The average salary for rural school teachers in Clay County has been raised $10.50 over the average for last year. The average is $160.50 as compared to last year of $150.00. Mrs. Bliss, County Superintendent, estimated that a total of $6,099.33 will be paid to rural teachers this year each month on a nine month basis. The 35 districts are all in session and there are 38 teachers in the schools.
Twenty trains passed through Vermillion on Friday. Normal traffic is about six trains. Much of the extra traffic is due to the heavy grain shipments.
D. E. Sullivan, depot agent here for 38 years is retiring. He began his railroad career in 1899. His greatest memory is selling a ticket to the Bishop of Edinburgh, Scotland, who was traveling to Eugene, Oregon. When he was told it would take three days to get there, the Bishop said, "Oh my goodness, I thought I was nearly across the United States."
Union barber shops in Sioux City are now charging 50 cents for a shave. Looks like the barbers, like most other unions, are doing their bit to bring on inflation.
While the war is over many of its hardships continue. The beer shortage has again hit Vermillion. Several of the dispensers of the malt beverage have had to close up shop and await new equipment.
F. LeRoy Blair, better known as "Dutch" took over as manager of Clay Union Electric Corporation.
Sears & Roebuck will soon open an order office in Vermillion and are interested in hiring a capable local woman as manager.
Harold Westre has sold the Coffee Shop across from the campus to Claude Dawson.
The first 1946 model Ford will be on display at Macy-Benson this week. Mr.
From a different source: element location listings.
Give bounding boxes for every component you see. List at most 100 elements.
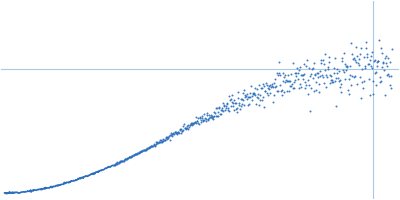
Point <box>335 69 342 72</box>
Point <box>350 76 357 79</box>
Point <box>140 149 147 152</box>
Point <box>148 145 154 148</box>
Point <box>240 92 246 95</box>
Point <box>155 140 162 144</box>
Point <box>372 59 378 62</box>
Point <box>200 119 206 122</box>
Point <box>304 58 310 62</box>
Point <box>215 111 222 114</box>
Point <box>344 65 351 68</box>
Point <box>184 124 190 127</box>
Point <box>243 95 249 98</box>
Point <box>280 72 286 75</box>
Point <box>354 82 361 85</box>
Point <box>244 97 250 101</box>
Point <box>333 105 340 108</box>
Point <box>342 77 348 80</box>
Point <box>300 77 306 81</box>
Point <box>293 74 300 78</box>
Point <box>234 111 240 114</box>
Point <box>384 73 390 77</box>
Point <box>209 116 216 120</box>
Point <box>186 125 192 128</box>
Point <box>121 159 127 162</box>
Point <box>262 89 269 92</box>
Point <box>352 58 358 61</box>
Point <box>203 118 209 121</box>
Point <box>152 142 159 145</box>
Point <box>222 109 228 112</box>
Point <box>134 152 140 155</box>
Point <box>242 96 249 99</box>
Point <box>331 66 337 70</box>
Point <box>195 122 202 125</box>
Point <box>199 116 206 120</box>
Point <box>246 102 252 105</box>
Point <box>388 47 395 51</box>
Point <box>307 74 314 78</box>
Point <box>384 64 390 67</box>
Point <box>238 97 244 100</box>
Point <box>123 157 130 160</box>
Point <box>205 117 211 120</box>
Point <box>122 158 128 161</box>
Point <box>178 129 185 133</box>
Point <box>340 68 346 72</box>
Point <box>337 86 344 89</box>
Point <box>222 107 229 110</box>
Point <box>236 103 242 106</box>
Point <box>216 106 223 109</box>
Point <box>359 81 365 84</box>
Point <box>180 124 187 127</box>
Point <box>118 159 124 162</box>
Point <box>332 57 338 60</box>
Point <box>329 81 336 84</box>
Point <box>361 80 367 83</box>
Point <box>141 148 147 152</box>
Point <box>313 80 320 83</box>
Point <box>313 89 319 92</box>
Point <box>113 162 120 165</box>
Point <box>346 65 353 68</box>
Point <box>164 137 170 140</box>
Point <box>316 90 322 93</box>
Point <box>117 160 124 164</box>
Point <box>369 67 375 70</box>
Point <box>181 122 187 125</box>
Point <box>376 81 383 84</box>
Point <box>136 151 143 154</box>
Point <box>309 66 316 70</box>
Point <box>268 85 274 88</box>
Point <box>237 107 243 110</box>
Point <box>298 74 305 77</box>
Point <box>207 115 213 118</box>
Point <box>240 99 246 102</box>
Point <box>124 156 131 160</box>
Point <box>300 62 307 65</box>
Point <box>224 102 230 105</box>
Point <box>256 104 262 107</box>
Point <box>326 81 333 84</box>
Point <box>236 101 243 104</box>
Point <box>237 104 244 107</box>
Point <box>182 127 189 130</box>
Point <box>311 61 318 64</box>
Point <box>139 149 146 153</box>
Point <box>351 56 357 59</box>
Point <box>232 101 239 105</box>
Point <box>211 114 217 118</box>
Point <box>149 144 156 147</box>
Point <box>369 51 376 54</box>
Point <box>308 73 315 76</box>
Point <box>174 131 180 134</box>
Point <box>260 83 266 86</box>
Point <box>144 146 151 150</box>
Point <box>210 117 216 120</box>
Point <box>293 71 299 74</box>
Point <box>180 128 186 131</box>
Point <box>317 74 324 77</box>
Point <box>132 153 138 156</box>
Point <box>267 91 274 94</box>
Point <box>233 108 239 111</box>
Point <box>175 130 182 134</box>
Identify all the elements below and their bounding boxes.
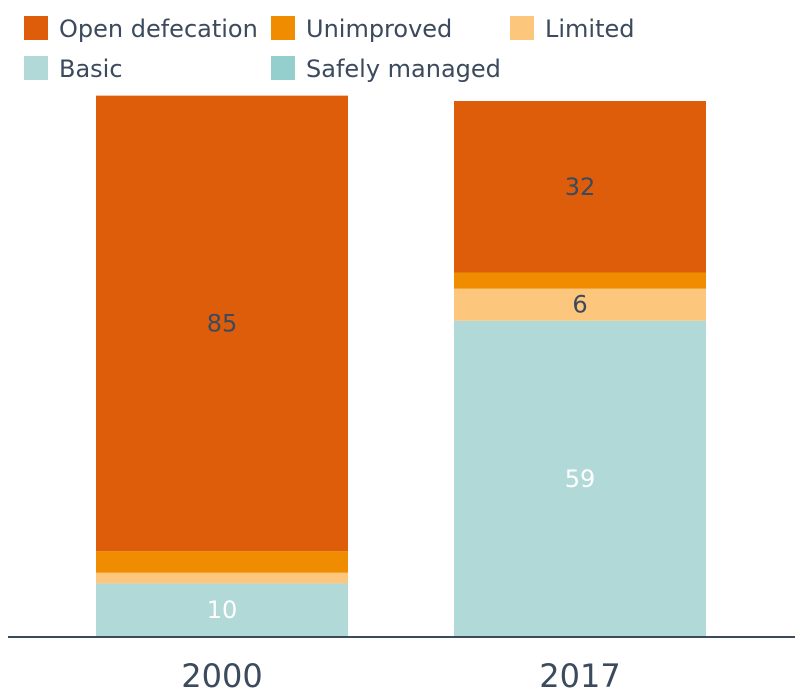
bar-segment-2017-unimproved <box>454 272 706 289</box>
legend-label-limited: Limited <box>545 15 635 43</box>
bar-segment-2000-open-defecation <box>96 95 348 552</box>
bar-segment-2000-unimproved <box>96 551 348 573</box>
bar-segment-2017-open-defecation <box>454 101 706 273</box>
data-label-2000-open-defecation: 85 <box>207 309 238 337</box>
data-label-2017-basic: 59 <box>565 465 596 493</box>
data-label-2000-basic: 10 <box>207 596 238 624</box>
bar-segment-2017-basic <box>454 320 706 637</box>
legend-label-basic: Basic <box>59 55 123 83</box>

Benson said they still have no assurance as to when a regular supply of cars could be obtained.
We wish some tax expert will tell us how old Uncle Sam can reduce taxes and then pay the expenses of running our bureaucratic government, feed Europe, loan money to various indigent and ailing veterans and sponsor government projects that will run into the billions.
A former County Commissioner strongly suspects that some of his Rhode Island hens have been "stepping out" with the pheasants in the neighborhood of his farm. Anyway, some of his year's crop of chickens have long tails and are pretty handy at flying.
Because of the demand for housing for veterans, at USD, President Weeks has applied to the National Housing agency for 50 trailer units. The trailers are of two kinds, one type is 7 feet 6 inches wide by 22 feet long and another 15 feet 10 inches wide by 19 feet by 10 inches long.
The smaller type, equipped with two studio couches, was made to house four war workers and the larger six. At USD the smaller type will be used for a GI couple and the larger for couples with children. Each type has studio couches, an oil heater, refrigerator and two closets. Electric stoves for cooking will also be installed. There are now 93 veterans of WWII enrolled at the University under provisions of the GI Bill of Rights.
Fifty four trailers have arrived and Vern Cadwell has been assigned the job of overseeing the installation for the trailer camp. The trailers will be located on the Lee Block on Dakota Street. (This is currently the location of the Medical School building.) It will be necessary to make water, gas, sewer and electric connections. Those who have inspected similar camps in other places say that they are surprisingly cozy and comfortable.
Clay County corn is averaging 60 bushel to the acre. Some fields on bottom land are yielding 100 bushels.
The Sim's brothers, Homer, and Bill, have concluded a deal for the purchase of the stock and business of the Gunderson Hardware store and will take possession on January 1, 1946. H. O,. Gunderson owned the business for 29 years.